Neige: Les Québécois ont-ils raison de se moquer de nous?

METEOLOL Chaque année, nos amis canadiens ironisent sur notre capacité à gérer l'épisode neigeux...

T.L.G. avec F.F.

— 

Un québecois plonge dans la neige.
Un québecois plonge dans la neige. — Jacques Boissinot/AP/SIPA
  • La tempête Gabriel a traversé la France avant de rejoindre l’Allemagne, mercredi.
  • A chaque hiver, nos amis québecois ironisent sur nos difficultés à gérer la neige.
  • Peut-on pour autant comparer les deux pays ?

Chaque année ou presque, c’est la même chose. La neige affole la France et les médias. La tempête Gabriel a quitté le pays mercredi midi pour rejoindre l’Allemagne, laissant derrière elle quelques flocons, et des blagues plus ou moins réussies sur Internet.

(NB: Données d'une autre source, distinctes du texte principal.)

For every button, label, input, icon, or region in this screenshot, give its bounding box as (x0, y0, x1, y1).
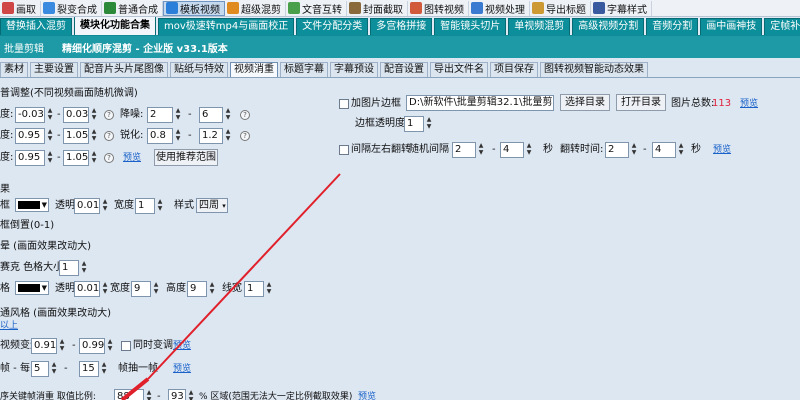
settings-tab[interactable]: 主要设置 (30, 62, 78, 77)
feature-tab[interactable]: 音频分割 (646, 18, 699, 35)
toolbar-button[interactable]: 画取 (0, 0, 41, 16)
cover-icon (349, 2, 361, 14)
toolbar-button-label: 模板视频 (180, 4, 220, 16)
annotation-arrow (120, 173, 341, 400)
toolbar-button[interactable]: 模板视频 (163, 0, 225, 16)
settings-tab[interactable]: 导出文件名 (430, 62, 488, 77)
merge-icon (43, 2, 55, 14)
toolbar-button-label: 图转视频 (424, 4, 464, 16)
feature-tab[interactable]: 文件分配分类 (296, 18, 369, 35)
feature-tab[interactable]: mov极速转mp4与画面校正 (158, 18, 295, 35)
subtitle-style-icon (593, 2, 605, 14)
toolbar-button[interactable]: 裂变合成 (41, 0, 102, 16)
toolbar-button-label: 裂变合成 (57, 4, 97, 16)
toolbar-button-label: 封面截取 (363, 4, 403, 16)
toolbar-button[interactable]: 导出标题 (530, 0, 591, 16)
toolbar-button-label: 普通合成 (118, 4, 158, 16)
settings-tab[interactable]: 贴纸与特效 (170, 62, 228, 77)
toolbar-button[interactable]: 普通合成 (102, 0, 163, 16)
template-icon (166, 2, 178, 14)
app-name: 批量剪辑 (4, 43, 44, 55)
toolbar-button[interactable]: 字幕样式 (591, 0, 652, 16)
feature-tab[interactable]: 多宫格拼接 (370, 18, 433, 35)
crop-icon (2, 2, 14, 14)
feature-tabs: 替换插入混剪 模块化功能合集 mov极速转mp4与画面校正 文件分配分类 多宫格拼接 智能… (0, 17, 800, 36)
settings-tab[interactable]: 图转视频智能动态效果 (540, 62, 648, 77)
settings-tab[interactable]: 配音片头片尾图像 (80, 62, 168, 77)
app-version-title: 精细化顺序混剪 - 企业版 v33.1版本 (62, 43, 228, 55)
video-process-icon (471, 2, 483, 14)
settings-tab[interactable]: 素材 (0, 62, 28, 77)
text-audio-icon (288, 2, 300, 14)
toolbar-button[interactable]: 视频处理 (469, 0, 530, 16)
toolbar-button-label: 超级混剪 (241, 4, 281, 16)
settings-tabs: 素材 主要设置 配音片头片尾图像 贴纸与特效 视频消重 标题字幕 字幕预设 配音设置 导出文件名… (0, 62, 800, 78)
window-titlebar: 批量剪辑 精细化顺序混剪 - 企业版 v33.1版本 (0, 36, 800, 58)
feature-tab[interactable]: 智能镜头切片 (434, 18, 507, 35)
feature-tab[interactable]: 模块化功能合集 (74, 17, 156, 35)
toolbar-button-label: 导出标题 (546, 4, 586, 16)
export-title-icon (532, 2, 544, 14)
toolbar-button-label: 文音互转 (302, 4, 342, 16)
toolbar-button[interactable]: 图转视频 (408, 0, 469, 16)
main-toolbar: 画取 裂变合成 普通合成 模板视频 超级混剪 文音互转 封面截取 图转视频 视频处理 导出标题 字幕… (0, 0, 800, 17)
toolbar-button[interactable]: 封面截取 (347, 0, 408, 16)
toolbar-button-label: 视频处理 (485, 4, 525, 16)
settings-tab[interactable]: 项目保存 (490, 62, 538, 77)
settings-tab[interactable]: 配音设置 (380, 62, 428, 77)
toolbar-button-label: 字幕样式 (607, 4, 647, 16)
feature-tab[interactable]: 替换插入混剪 (0, 18, 72, 35)
image-video-icon (410, 2, 422, 14)
toolbar-button-label: 画取 (16, 4, 36, 16)
settings-tab[interactable]: 视频消重 (230, 62, 278, 77)
dedup-panel: 普调整(不同视频画面随机微调) 度: -0.03 ▲ ▼ - 0.03 ▲ ▼ ? … (0, 79, 800, 400)
settings-tab[interactable]: 字幕预设 (330, 62, 378, 77)
feature-tab[interactable]: 定帧补帧 (764, 18, 800, 35)
toolbar-button[interactable]: 文音互转 (286, 0, 347, 16)
settings-tab[interactable]: 标题字幕 (280, 62, 328, 77)
feature-tab[interactable]: 高级视频分割 (572, 18, 645, 35)
play-icon (104, 2, 116, 14)
mix-icon (227, 2, 239, 14)
toolbar-button[interactable]: 超级混剪 (225, 0, 286, 16)
feature-tab[interactable]: 单视频混剪 (508, 18, 571, 35)
feature-tab[interactable]: 画中画神技 (700, 18, 763, 35)
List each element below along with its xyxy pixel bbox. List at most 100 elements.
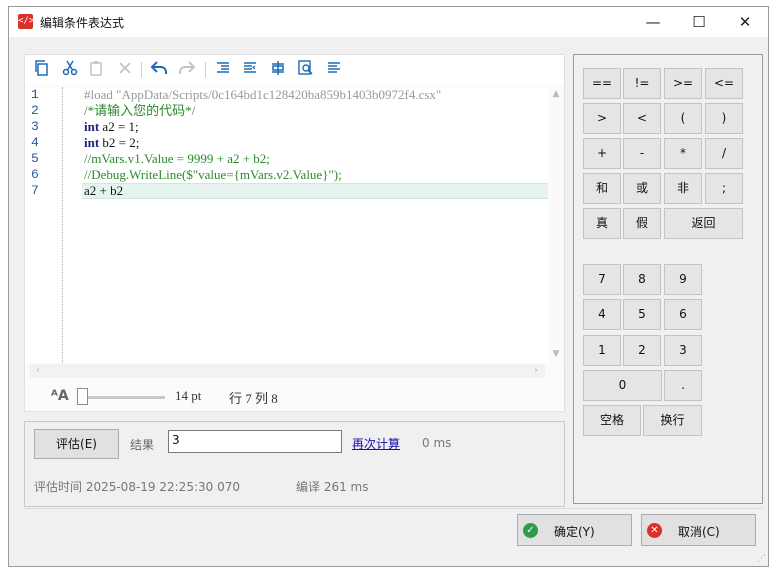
maximize-icon: ☐ (692, 13, 706, 31)
editor-status-bar: ᴬA 14 pt 行 7 列 8 (25, 382, 564, 411)
key-space[interactable]: 空格 (583, 405, 641, 436)
key-open-paren[interactable]: ( (664, 103, 702, 134)
check-icon: ✓ (523, 523, 538, 538)
key-semicolon[interactable]: ; (705, 173, 743, 204)
cancel-icon: ✕ (647, 523, 662, 538)
gutter-divider (62, 87, 63, 363)
result-field[interactable]: 3 (168, 430, 342, 453)
format-icon[interactable] (268, 60, 288, 80)
key-6[interactable]: 6 (664, 299, 702, 330)
minimize-button[interactable]: — (630, 7, 676, 37)
key-1[interactable]: 1 (583, 335, 621, 366)
maximize-button[interactable]: ☐ (676, 7, 722, 37)
indent-icon[interactable] (213, 60, 233, 80)
vertical-scrollbar[interactable]: ▲ ▼ (548, 87, 564, 363)
copy-icon[interactable] (32, 60, 52, 80)
window-title: 编辑条件表达式 (40, 16, 125, 30)
line-number: 2 (31, 103, 39, 118)
key-equal[interactable]: == (583, 68, 621, 99)
key-multiply[interactable]: * (664, 138, 702, 169)
redo-icon[interactable] (177, 60, 197, 80)
scroll-right-icon[interactable]: › (529, 364, 543, 378)
key-9[interactable]: 9 (664, 264, 702, 295)
key-and[interactable]: 和 (583, 173, 621, 204)
code-app-icon: </> (18, 14, 34, 29)
evaluate-panel: 评估(E) 结果 3 再次计算 0 ms 评估时间 2025-08-19 22:… (24, 421, 565, 507)
zoom-slider-thumb[interactable] (77, 388, 88, 405)
close-icon: ✕ (738, 13, 752, 31)
line-number: 7 (31, 183, 39, 198)
title-bar: </> 编辑条件表达式 — ☐ ✕ (9, 7, 768, 37)
line-number: 5 (31, 151, 39, 166)
resize-grip-icon[interactable]: ⋰ (757, 554, 766, 564)
key-close-paren[interactable]: ) (705, 103, 743, 134)
close-button[interactable]: ✕ (722, 7, 768, 37)
key-0[interactable]: 0 (583, 370, 662, 401)
scroll-down-icon[interactable]: ▼ (548, 349, 564, 359)
code-text: b2 = 2; (99, 135, 140, 150)
eval-duration: 0 ms (422, 436, 452, 450)
keyword: int (84, 119, 100, 134)
keyword: int (84, 135, 100, 150)
key-8[interactable]: 8 (623, 264, 661, 295)
align-icon[interactable] (324, 60, 344, 80)
outdent-icon[interactable] (240, 60, 260, 80)
cancel-button[interactable]: ✕ 取消(C) (641, 514, 756, 546)
key-return[interactable]: 返回 (664, 208, 743, 239)
key-minus[interactable]: - (623, 138, 661, 169)
code-line: int a2 = 1; (84, 119, 139, 135)
line-number: 3 (31, 119, 39, 134)
scroll-up-icon[interactable]: ▲ (548, 89, 564, 99)
delete-icon[interactable] (115, 60, 135, 80)
code-area[interactable]: 1 2 3 4 5 6 7 #load "AppData/Scripts/0c1… (25, 87, 564, 363)
toolbar-separator (141, 62, 142, 78)
key-false[interactable]: 假 (623, 208, 661, 239)
key-greater-equal[interactable]: >= (664, 68, 702, 99)
result-label: 结果 (130, 438, 155, 452)
key-or[interactable]: 或 (623, 173, 661, 204)
key-greater[interactable]: > (583, 103, 621, 134)
zoom-slider-track[interactable] (81, 396, 165, 399)
recalculate-link[interactable]: 再次计算 (352, 435, 400, 452)
cursor-position: 行 7 列 8 (229, 391, 278, 406)
zoom-value: 14 pt (175, 388, 202, 403)
current-line-highlight (82, 183, 548, 199)
find-icon[interactable] (296, 60, 316, 80)
key-true[interactable]: 真 (583, 208, 621, 239)
key-4[interactable]: 4 (583, 299, 621, 330)
code-line: /*请输入您的代码*/ (84, 103, 196, 118)
evaluate-timestamp: 评估时间 2025-08-19 22:25:30 070 (34, 480, 240, 494)
code-line: #load "AppData/Scripts/0c164bd1c128420ba… (84, 87, 442, 102)
line-number: 6 (31, 167, 39, 182)
evaluate-button[interactable]: 评估(E) (34, 429, 119, 459)
key-not-equal[interactable]: != (623, 68, 661, 99)
horizontal-scrollbar[interactable]: ‹ › (29, 364, 545, 378)
key-2[interactable]: 2 (623, 335, 661, 366)
paste-icon[interactable] (87, 60, 107, 80)
ok-button-label: 确定(Y) (554, 525, 595, 539)
key-divide[interactable]: / (705, 138, 743, 169)
toolbar-separator (205, 62, 206, 78)
undo-icon[interactable] (149, 60, 169, 80)
editor-toolbar (25, 55, 564, 85)
key-7[interactable]: 7 (583, 264, 621, 295)
scroll-left-icon[interactable]: ‹ (31, 364, 45, 378)
cut-icon[interactable] (60, 60, 80, 80)
edit-condition-dialog: </> 编辑条件表达式 — ☐ ✕ 1 2 3 4 5 6 7 #load "A… (8, 6, 769, 567)
key-5[interactable]: 5 (623, 299, 661, 330)
key-plus[interactable]: + (583, 138, 621, 169)
code-line: //Debug.WriteLine($"value={mVars.v2.Valu… (84, 167, 342, 182)
code-text: a2 = 1; (99, 119, 139, 134)
line-number: 4 (31, 135, 39, 150)
cancel-button-label: 取消(C) (678, 525, 720, 539)
ok-button[interactable]: ✓ 确定(Y) (517, 514, 632, 546)
font-size-icon: ᴬA (51, 388, 69, 404)
key-less-equal[interactable]: <= (705, 68, 743, 99)
key-not[interactable]: 非 (664, 173, 702, 204)
code-line: //mVars.v1.Value = 9999 + a2 + b2; (84, 151, 270, 166)
key-less[interactable]: < (623, 103, 661, 134)
key-newline[interactable]: 换行 (643, 405, 702, 436)
line-number: 1 (31, 87, 39, 102)
key-3[interactable]: 3 (664, 335, 702, 366)
key-dot[interactable]: . (664, 370, 702, 401)
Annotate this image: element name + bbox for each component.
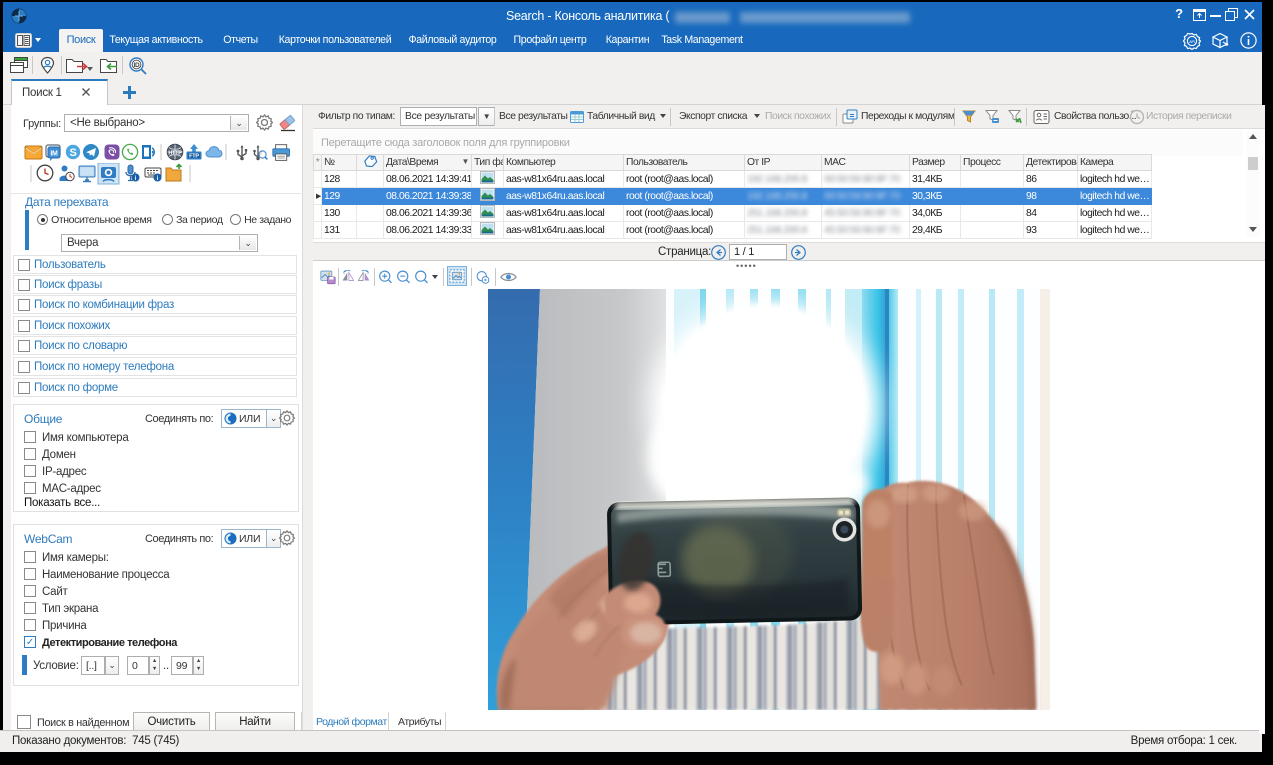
svg-text:FTP: FTP [189, 154, 199, 160]
svg-text:HTTP: HTTP [168, 151, 182, 157]
svg-text:IM: IM [50, 151, 58, 158]
svg-text:API: API [1189, 39, 1195, 44]
svg-text:S: S [69, 147, 76, 159]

A chaque hiver, les moqueries affluent sur l’incapacité des Français à gérer l’épisode météorologique.

Les Québécois sont parmi les plus taquins.

Nos amis francophones, qui ont l’habitude d’avoir la neige à hauteur d’oreilles, s'amusent de nous voir tétanisés par l’épisode neigeux. « Ce qui nous fait le plus rire, c’est le contraste entre les deux situations. Avec 3 cm de neige en France les écoles sont fermées. Au même moment, nous avons 35 cm de neige et tout reste ouvert. Ce contraste nous fait rire et ça nous fait nous sentir très forts. On est très fiers de nous. C’est pour ça qu’on aime vous regarder vous débattre avec la neige », s’amuse Caroline, habitante de Montréal.

Sébastien, un Français qui vit depuis une dizaine d'années au Québec, approuve : « Je crois que ce qui fait rire les Québécois, c'est le décalage. Lorsqu'ici on voit un reportage télé français avec un bandeau "arrivée brutale de la neige" et qu'en même temps on voit qu'on parle de 4 cm, ça prête forcément à rire depuis le Québec. » Caroline se souvient elle aussi du décalage avec la France. « J’ai vécu un an à Bordeaux. Et ce qui me faisait le plus rire, c’était les gens qui m’affirmaient que -6 °C à Bordeaux c’était bien pire que -20 °C au Québec parce qu’à Bordeaux, c’est humide. J’ai beaucoup ri en entendant ça. »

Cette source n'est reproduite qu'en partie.